Whether our immensely tiny personal worlds were in upheaval or in some semblance of peace, whether we want or need them or no, new years force an end, and a beginning. We envision the connection severed—severely—between what was, who we were last year, where and how we failed or suffered then, and who we will be when the new year improbably washes us clean and rewards us with the fruits of all the labors we promise ourselves will go right in the year ahead.
There are the resolutions that actually aim to make us better: This year I’m going to show up on time. This year I promise to call my mom back within 24 hours of missing a call. This year I’ll stop smoking. This year I’ll be more thoughtful of other drivers when I”m on the road. And there are the resolutions that are really just wants (a definition too often unfortunately misapplied to our use of the word need): This year I’ll get promoted. This year I’ll lose weight or get fit. This year I’ll get engaged. Both can be valuable tools; we should all be better individuals, to ourselves and to others. Setting goals helps us improve and new year’s resolutions are a small way to contribute to that betterment.
But what if we were also to take on some societal resolutions? If our vision for the new year were expanded past what we see for our own lives and those immediately next to us, to reach the lives of the people a few degrees of separation away?
I made my first loaf of bread this Christmas. On the same day we celebrate a person whose very existence has come to represent all that is goodness and gracious by participating in a consumer-driven ritual that represents our kindness and generosity toward those we love, but which can so easily tip to excess, I took a break from exchanging gifts with my family to measure water temperature, soak yeast, knead dough. And I found myself thinking about what I needed, and what I needed to do in the coming year. In spite of student loan debt, a certain current lack of professional “fit” with regard to my personal motivations, as yet unfulfilled desires for family, and other individual wants, as a young(ish) person fortunate enough to have so many needs readily and regularly satisfied, in nearly all scenarios, the answer was: nothing. There are things I want, yes, but what do I really need?
Maslow’s hierarchy establishes one satisfyingly organized approach to our individual needs: five little organized compartments, opened like a chocolate Advent calendar: one at a time, and only after the previous has been opened and consumed: first comes food, then comes shelter, then comes the family and the spiritual encounter. From a literal standpoint, after the physiological, none of these are absolute. Absolute need is what remains when all other layers are stripped away to reveal what we cannot, actually, survive without.
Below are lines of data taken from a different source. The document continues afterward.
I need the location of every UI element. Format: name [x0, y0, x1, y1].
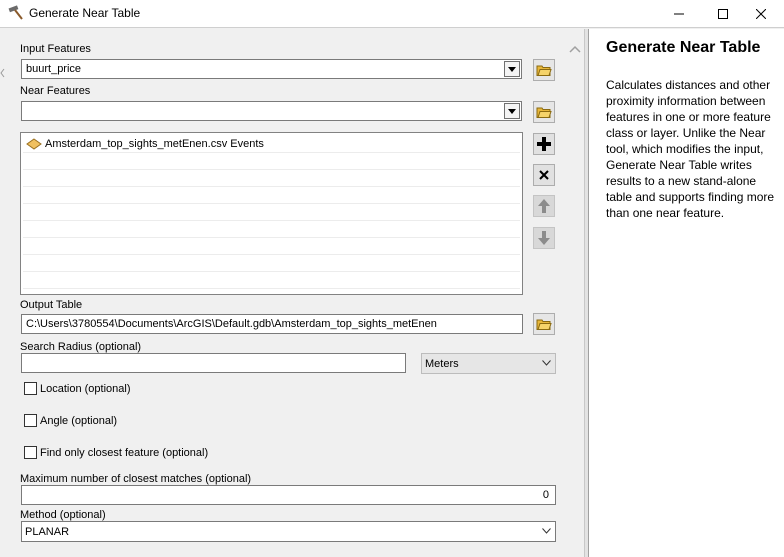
output-table-browse-button[interactable] — [533, 313, 555, 335]
list-item[interactable]: Amsterdam_top_sights_metEnen.csv Events — [23, 136, 520, 153]
closest-label: Find only closest feature (optional) — [40, 447, 209, 459]
list-item — [23, 221, 520, 238]
parameters-pane: Input Features buurt_price Near Features… — [0, 29, 584, 557]
near-features-combo[interactable] — [21, 101, 522, 121]
close-button[interactable] — [738, 0, 784, 28]
collapse-left-icon[interactable] — [0, 68, 5, 78]
output-table-input[interactable]: C:\Users\3780554\Documents\ArcGIS\Defaul… — [21, 314, 523, 334]
method-select[interactable]: PLANAR — [21, 521, 556, 542]
remove-icon — [539, 170, 549, 180]
chevron-down-icon — [542, 360, 551, 366]
list-item — [23, 187, 520, 204]
minimize-button[interactable] — [656, 0, 702, 28]
search-radius-unit-select[interactable]: Meters — [421, 353, 556, 374]
location-label: Location (optional) — [40, 383, 131, 395]
closest-checkbox[interactable] — [24, 446, 37, 459]
vertical-scrollbar[interactable] — [566, 29, 584, 557]
method-label: Method (optional) — [20, 509, 106, 521]
list-item — [23, 204, 520, 221]
open-folder-icon — [536, 319, 552, 330]
near-features-browse-button[interactable] — [533, 101, 555, 123]
input-features-browse-button[interactable] — [533, 59, 555, 81]
angle-checkbox[interactable] — [24, 414, 37, 427]
method-value: PLANAR — [25, 526, 70, 538]
move-down-button[interactable] — [533, 227, 555, 249]
move-up-icon — [538, 199, 550, 213]
output-table-value: C:\Users\3780554\Documents\ArcGIS\Defaul… — [26, 318, 437, 330]
list-item — [23, 255, 520, 272]
add-icon — [537, 137, 551, 151]
location-checkbox[interactable] — [24, 382, 37, 395]
hammer-icon — [7, 5, 25, 21]
input-features-combo[interactable]: buurt_price — [21, 59, 522, 79]
move-up-button[interactable] — [533, 195, 555, 217]
input-features-label: Input Features — [20, 43, 91, 55]
list-item — [23, 272, 520, 289]
search-radius-label: Search Radius (optional) — [20, 341, 142, 353]
angle-label: Angle (optional) — [40, 415, 118, 427]
remove-button[interactable] — [533, 164, 555, 186]
max-matches-value: 0 — [542, 489, 549, 501]
input-features-value: buurt_price — [26, 63, 82, 75]
window-title: Generate Near Table — [29, 6, 141, 20]
max-matches-input[interactable]: 0 — [21, 485, 556, 505]
list-item — [23, 153, 520, 170]
dropdown-arrow-icon[interactable] — [504, 61, 520, 77]
list-item — [23, 238, 520, 255]
search-radius-input[interactable] — [21, 353, 406, 373]
chevron-down-icon — [542, 528, 551, 534]
open-folder-icon — [536, 65, 552, 76]
help-pane: Generate Near Table Calculates distances… — [588, 29, 784, 557]
help-title: Generate Near Table — [606, 39, 761, 56]
list-item-label: Amsterdam_top_sights_metEnen.csv Events — [45, 138, 264, 150]
list-item — [23, 170, 520, 187]
open-folder-icon — [536, 107, 552, 118]
dropdown-arrow-icon[interactable] — [504, 103, 520, 119]
maximize-icon — [718, 9, 728, 19]
near-features-label: Near Features — [20, 85, 91, 97]
output-table-label: Output Table — [20, 299, 83, 311]
minimize-icon — [674, 13, 684, 15]
scroll-up-icon[interactable] — [569, 45, 581, 53]
move-down-icon — [538, 231, 550, 245]
point-layer-icon — [26, 138, 42, 153]
max-matches-label: Maximum number of closest matches (optio… — [20, 473, 252, 485]
add-button[interactable] — [533, 133, 555, 155]
help-description: Calculates distances and other proximity… — [606, 78, 775, 220]
title-bar: Generate Near Table — [0, 0, 784, 28]
search-radius-unit-value: Meters — [425, 358, 459, 370]
near-features-list[interactable]: Amsterdam_top_sights_metEnen.csv Events — [20, 132, 523, 295]
close-icon — [756, 9, 766, 19]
But as Maslow rightly defined, such a limited definition would ignore what we need to exist in our optimal human state. If we’re fortunate enough to climb his pyramid, the connection—with others, with nature, with a spiritual belief—that’s found at the top is absolutely needed in order to feel most human, to feel most alive. What Maslow got wrong, though, is that there is a need for that connection at all levels. It’s not something people wait for, or are ignorant of, even as they grow intimate with hunger, pain, fear, loss, uncertainty. Much more like a web than a pyramid, even in war zones and refugee camps where so many base needs are limited or unmet, people will prioritize connection, interpersonal understanding, love, beyond base needs time and again. It is this social element of our makeup that renders us so uniquely human—more than simply the survival benefits of existing in groups, the conscious awareness of groups outside our own and the ability to identify them as similar to ourselves.
And I find myself repeatedly circling back lately to how this plays out in the development of a culture. If what once were deemed primitive societies could prioritize care of their neighbor when they didn’t have the technology to build a ship to sail off their own island, what does it say for an allegedly developed society whose populace venomously debates the notion of skimming the crème de notre crème to provide services and courtesies to those that truly need the support?
Even if we were to accept the premise that certain things—health care, a living minimum wage, higher education— are not human rights, is it so impossible that in a country where so many have so much, we nevertheless were to proclaim a simple unwillingness to allow others to have to live without them? To affirm that want and need are not synonymous and to broaden our concepts of both to encircle our connection to the humans around us, especially those that don’t sit on the same silk thread of the social web as we do? To buy into a new social contract where we declare, as a nation, that a shared quality of life is more important than physical accretion of more? To redefine the “more” we seek as individuals, in this society, as not strictly monetary, but altruistic, voire humanitarian?
That’s a need worth kneading, letting rise, and consuming with gusto.